We Have Nurtured a Culture of Hate. And We Are Forever Sorry, Caroline Flack.

*Trigger warning - this article contains sensitive topics concerning Mental Health and Suicide.

 

 

Yesterday was a devastating day, as we heard the news of the death of Caroline Flack, a beloved presenter, someone we have been watching on our screens since we were kids begging mum and dad to let us watch ‘The Extra Factor’ late at night with Caroline and Olly Murs. As this news seeped under every door, vibrated every phone, it closed the blinds. It shut the doors. It saddened the nation and made us want to hide away and not look at the world we have created in which suicide has become an endemic and a hate culture nurtured. 

 

We are saddened, because so many can’t even imagine the pain someone must be in to not want to live anymore, the isolation someone must be feeling to not feel they can turn to anyone. We are bereaved,  not only for Caroline but for the so many who have been and who are feeling this way. For the three other Love Island related people who have felt the same way, we are sorry that we have not learned our lesson. That we keep turning Love Island on at 9pm, that we are addicted to a show that does nothing but spread hate rather than love. A show that puts people in an enclosed cubicle and films them, probes them to make arguments, tampers with their mental health, and throws them to the wolves as the contestants walk out the villa, now forever hounded by the press and trolls. 

 

It is a cruel world, and we are reminded time and time again that this world in which hate is encouraged, in which anyone’s actions are allowed to be commented on, speculated, judged, a world where a person can no longer just be.
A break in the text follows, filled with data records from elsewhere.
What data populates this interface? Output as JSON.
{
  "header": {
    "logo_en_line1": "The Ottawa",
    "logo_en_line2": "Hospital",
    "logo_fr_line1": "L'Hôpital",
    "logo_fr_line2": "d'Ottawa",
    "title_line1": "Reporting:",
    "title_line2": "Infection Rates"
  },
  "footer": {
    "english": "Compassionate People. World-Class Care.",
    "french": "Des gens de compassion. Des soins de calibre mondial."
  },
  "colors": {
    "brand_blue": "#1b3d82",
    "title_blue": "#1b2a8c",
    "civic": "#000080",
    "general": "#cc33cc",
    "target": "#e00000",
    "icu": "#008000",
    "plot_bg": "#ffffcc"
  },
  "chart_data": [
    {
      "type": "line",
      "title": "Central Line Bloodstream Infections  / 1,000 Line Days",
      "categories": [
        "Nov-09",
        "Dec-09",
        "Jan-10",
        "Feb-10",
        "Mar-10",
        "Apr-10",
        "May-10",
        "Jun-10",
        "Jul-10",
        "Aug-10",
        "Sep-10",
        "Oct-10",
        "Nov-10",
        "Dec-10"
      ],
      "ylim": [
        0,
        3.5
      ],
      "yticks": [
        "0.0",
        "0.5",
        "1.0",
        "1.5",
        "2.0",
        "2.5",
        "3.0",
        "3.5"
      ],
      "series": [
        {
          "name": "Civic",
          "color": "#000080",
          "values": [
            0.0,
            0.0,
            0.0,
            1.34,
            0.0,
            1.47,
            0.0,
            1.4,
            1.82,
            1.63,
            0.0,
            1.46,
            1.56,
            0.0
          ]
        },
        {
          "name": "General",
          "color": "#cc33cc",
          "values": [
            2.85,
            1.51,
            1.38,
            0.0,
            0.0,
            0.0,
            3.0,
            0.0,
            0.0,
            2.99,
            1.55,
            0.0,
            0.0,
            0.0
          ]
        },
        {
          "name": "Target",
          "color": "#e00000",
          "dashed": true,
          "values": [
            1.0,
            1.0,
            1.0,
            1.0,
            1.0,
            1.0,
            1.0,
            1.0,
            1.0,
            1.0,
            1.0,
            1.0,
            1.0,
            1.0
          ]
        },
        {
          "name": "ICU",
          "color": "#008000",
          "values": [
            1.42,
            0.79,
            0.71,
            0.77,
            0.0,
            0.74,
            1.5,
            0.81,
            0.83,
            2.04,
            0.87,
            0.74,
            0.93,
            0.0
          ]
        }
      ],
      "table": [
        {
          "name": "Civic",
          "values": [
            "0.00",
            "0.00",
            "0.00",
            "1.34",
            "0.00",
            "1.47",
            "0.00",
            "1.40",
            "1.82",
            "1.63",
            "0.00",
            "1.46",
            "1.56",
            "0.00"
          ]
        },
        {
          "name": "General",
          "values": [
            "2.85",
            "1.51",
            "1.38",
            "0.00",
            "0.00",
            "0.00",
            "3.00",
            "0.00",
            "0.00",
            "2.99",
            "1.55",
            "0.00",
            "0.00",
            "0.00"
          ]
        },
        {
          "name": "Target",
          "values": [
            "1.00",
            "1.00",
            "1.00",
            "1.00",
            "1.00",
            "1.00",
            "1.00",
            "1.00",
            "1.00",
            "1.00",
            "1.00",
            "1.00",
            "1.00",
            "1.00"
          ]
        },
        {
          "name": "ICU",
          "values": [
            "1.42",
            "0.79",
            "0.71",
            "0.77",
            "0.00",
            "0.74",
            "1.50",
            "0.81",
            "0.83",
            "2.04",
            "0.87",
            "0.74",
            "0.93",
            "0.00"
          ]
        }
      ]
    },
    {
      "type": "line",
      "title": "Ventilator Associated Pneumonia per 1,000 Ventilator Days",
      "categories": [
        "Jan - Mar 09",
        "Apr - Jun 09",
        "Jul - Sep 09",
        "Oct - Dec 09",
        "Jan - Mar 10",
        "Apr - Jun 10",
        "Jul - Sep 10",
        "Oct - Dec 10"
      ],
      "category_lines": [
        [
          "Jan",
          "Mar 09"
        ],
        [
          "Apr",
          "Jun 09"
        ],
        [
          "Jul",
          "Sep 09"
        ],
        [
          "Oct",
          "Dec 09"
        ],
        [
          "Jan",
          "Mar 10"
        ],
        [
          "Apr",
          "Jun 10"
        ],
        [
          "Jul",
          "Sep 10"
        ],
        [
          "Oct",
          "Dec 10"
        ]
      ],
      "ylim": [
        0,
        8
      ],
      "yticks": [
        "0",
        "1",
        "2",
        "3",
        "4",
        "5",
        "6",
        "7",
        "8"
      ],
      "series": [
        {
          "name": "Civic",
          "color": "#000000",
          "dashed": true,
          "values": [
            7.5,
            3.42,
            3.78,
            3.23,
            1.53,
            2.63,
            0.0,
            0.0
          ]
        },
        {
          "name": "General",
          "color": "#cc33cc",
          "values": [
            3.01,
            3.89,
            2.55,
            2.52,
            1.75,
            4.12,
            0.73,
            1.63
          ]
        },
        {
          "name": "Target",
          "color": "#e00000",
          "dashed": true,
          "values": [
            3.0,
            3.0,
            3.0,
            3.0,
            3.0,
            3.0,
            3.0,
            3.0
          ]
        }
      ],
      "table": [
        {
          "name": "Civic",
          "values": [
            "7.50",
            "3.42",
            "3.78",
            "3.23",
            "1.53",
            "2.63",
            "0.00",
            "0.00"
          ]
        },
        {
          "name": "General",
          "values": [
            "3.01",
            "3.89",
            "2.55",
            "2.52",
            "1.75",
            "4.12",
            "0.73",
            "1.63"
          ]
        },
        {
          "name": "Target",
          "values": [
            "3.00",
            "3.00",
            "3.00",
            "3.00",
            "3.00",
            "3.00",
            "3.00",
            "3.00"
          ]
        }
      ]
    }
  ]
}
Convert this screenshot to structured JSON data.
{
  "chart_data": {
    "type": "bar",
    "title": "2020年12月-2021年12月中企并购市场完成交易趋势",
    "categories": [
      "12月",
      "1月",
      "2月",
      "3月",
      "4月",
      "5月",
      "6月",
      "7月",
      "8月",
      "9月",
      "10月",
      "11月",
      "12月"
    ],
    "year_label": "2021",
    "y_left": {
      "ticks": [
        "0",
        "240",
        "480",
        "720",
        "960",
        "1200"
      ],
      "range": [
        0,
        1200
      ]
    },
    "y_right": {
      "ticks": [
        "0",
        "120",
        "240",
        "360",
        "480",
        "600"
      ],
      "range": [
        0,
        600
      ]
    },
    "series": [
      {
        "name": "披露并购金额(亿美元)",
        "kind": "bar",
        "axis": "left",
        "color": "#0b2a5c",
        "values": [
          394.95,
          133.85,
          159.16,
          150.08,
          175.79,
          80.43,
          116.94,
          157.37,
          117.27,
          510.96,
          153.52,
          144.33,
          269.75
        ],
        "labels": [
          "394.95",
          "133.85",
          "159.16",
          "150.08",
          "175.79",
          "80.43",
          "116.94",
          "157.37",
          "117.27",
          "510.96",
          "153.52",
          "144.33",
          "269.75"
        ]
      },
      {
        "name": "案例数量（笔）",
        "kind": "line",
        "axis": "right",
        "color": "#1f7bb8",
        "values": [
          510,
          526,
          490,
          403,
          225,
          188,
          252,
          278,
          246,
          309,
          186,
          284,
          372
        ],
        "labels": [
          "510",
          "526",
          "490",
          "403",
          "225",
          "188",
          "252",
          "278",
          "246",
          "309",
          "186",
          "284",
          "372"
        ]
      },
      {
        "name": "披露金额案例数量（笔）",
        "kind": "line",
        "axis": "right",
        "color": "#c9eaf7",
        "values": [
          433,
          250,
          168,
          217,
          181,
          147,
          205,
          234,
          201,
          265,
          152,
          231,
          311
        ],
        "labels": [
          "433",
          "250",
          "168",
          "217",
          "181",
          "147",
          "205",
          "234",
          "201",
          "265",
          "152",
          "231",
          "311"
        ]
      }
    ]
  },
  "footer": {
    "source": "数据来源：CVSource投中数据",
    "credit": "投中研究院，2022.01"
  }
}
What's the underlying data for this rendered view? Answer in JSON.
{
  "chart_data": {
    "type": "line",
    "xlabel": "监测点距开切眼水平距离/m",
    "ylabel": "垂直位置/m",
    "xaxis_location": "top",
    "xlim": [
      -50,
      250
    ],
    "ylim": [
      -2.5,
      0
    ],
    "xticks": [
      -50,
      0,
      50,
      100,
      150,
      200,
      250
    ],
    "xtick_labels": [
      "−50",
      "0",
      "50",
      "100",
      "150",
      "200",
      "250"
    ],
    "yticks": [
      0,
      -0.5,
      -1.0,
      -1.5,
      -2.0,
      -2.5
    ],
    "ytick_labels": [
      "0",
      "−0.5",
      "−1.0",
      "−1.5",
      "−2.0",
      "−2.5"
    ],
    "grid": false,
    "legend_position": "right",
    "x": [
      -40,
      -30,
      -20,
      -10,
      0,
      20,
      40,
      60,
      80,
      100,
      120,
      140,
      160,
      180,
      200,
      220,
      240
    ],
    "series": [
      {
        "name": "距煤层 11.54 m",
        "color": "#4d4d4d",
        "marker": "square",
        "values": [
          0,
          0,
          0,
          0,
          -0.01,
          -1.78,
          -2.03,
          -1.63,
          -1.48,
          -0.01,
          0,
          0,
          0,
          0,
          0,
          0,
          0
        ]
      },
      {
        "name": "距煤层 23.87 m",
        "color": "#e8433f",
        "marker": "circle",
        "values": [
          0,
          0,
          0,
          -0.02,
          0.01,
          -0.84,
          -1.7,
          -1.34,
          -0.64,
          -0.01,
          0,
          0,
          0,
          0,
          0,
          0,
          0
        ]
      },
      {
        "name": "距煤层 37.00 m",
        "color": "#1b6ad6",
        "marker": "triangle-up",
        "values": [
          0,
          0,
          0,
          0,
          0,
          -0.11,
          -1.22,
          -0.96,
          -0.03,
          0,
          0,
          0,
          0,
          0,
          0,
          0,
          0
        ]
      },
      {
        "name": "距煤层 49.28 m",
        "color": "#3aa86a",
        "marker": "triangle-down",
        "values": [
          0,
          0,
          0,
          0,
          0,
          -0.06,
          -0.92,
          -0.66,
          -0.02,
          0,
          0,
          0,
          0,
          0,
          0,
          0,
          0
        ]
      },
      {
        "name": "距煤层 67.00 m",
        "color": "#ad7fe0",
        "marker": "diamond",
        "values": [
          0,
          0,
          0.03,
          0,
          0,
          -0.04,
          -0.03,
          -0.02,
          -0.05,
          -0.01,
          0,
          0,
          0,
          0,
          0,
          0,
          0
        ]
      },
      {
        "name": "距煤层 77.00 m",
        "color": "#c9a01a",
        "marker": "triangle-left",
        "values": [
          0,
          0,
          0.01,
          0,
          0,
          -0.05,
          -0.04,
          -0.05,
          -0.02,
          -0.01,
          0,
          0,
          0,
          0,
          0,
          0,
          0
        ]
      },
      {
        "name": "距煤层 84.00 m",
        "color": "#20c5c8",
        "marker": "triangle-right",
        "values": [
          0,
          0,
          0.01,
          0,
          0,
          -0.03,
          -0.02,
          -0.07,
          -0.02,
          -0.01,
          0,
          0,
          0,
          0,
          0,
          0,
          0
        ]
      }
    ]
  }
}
Just live, without having to justify every little thing. We live in a world where Mum’s are branded as terrible if they're filmed holding their baby slightly awkwardly, in a world where private family issues are laid bare and criticised. Caroline Flack had a lot of turmoil in her relationship in the last 6 months, had an upcoming court case, felt her career under threat as she did her relationships, and instead of leaving her be and allowing her, as we should allow anyone, the space and time required to process such turmoil, we intrude. We push our hands through the doors and clasp onto any weed of information we can pull out, any slight inclination to make the headlines. Imagine that? Your whole life, your private life, your life that you were brought up to think was your own, was yours to manage, to understand, to deal with, your life that you once loved but has now been warped, twisted and hated on Page 3 for all to read. For you to read. 

 

This needs to stop, and we need to put in place boundaries that allow a person that human right to privacy. Yes, we are allowed free speech, but that does not mean we are allowed to spread hate. There needs to be limits on what a person can say, a limit to how they can say them - Instagram needs to limit the trolls that comment such hateful things about people they do not know. Tabloids need to have boundaries to what they can write, where they can go. No, it is not okay to go up to someone who is grieving and prod them with questions. To camp outside someone’s house and hound them. To write articles that encourage hate. Leave Caroline’s family and let them mourn, let them get through the shock and allow them the time to process this tragedy and give them the chance to eventually celebrate their daughter’s life. 

 

We are so bothered about protecting free speech that we are nurturing a hate culture, a culture that is killing so many, one by one, with a rope around the neck and a stool knocked over.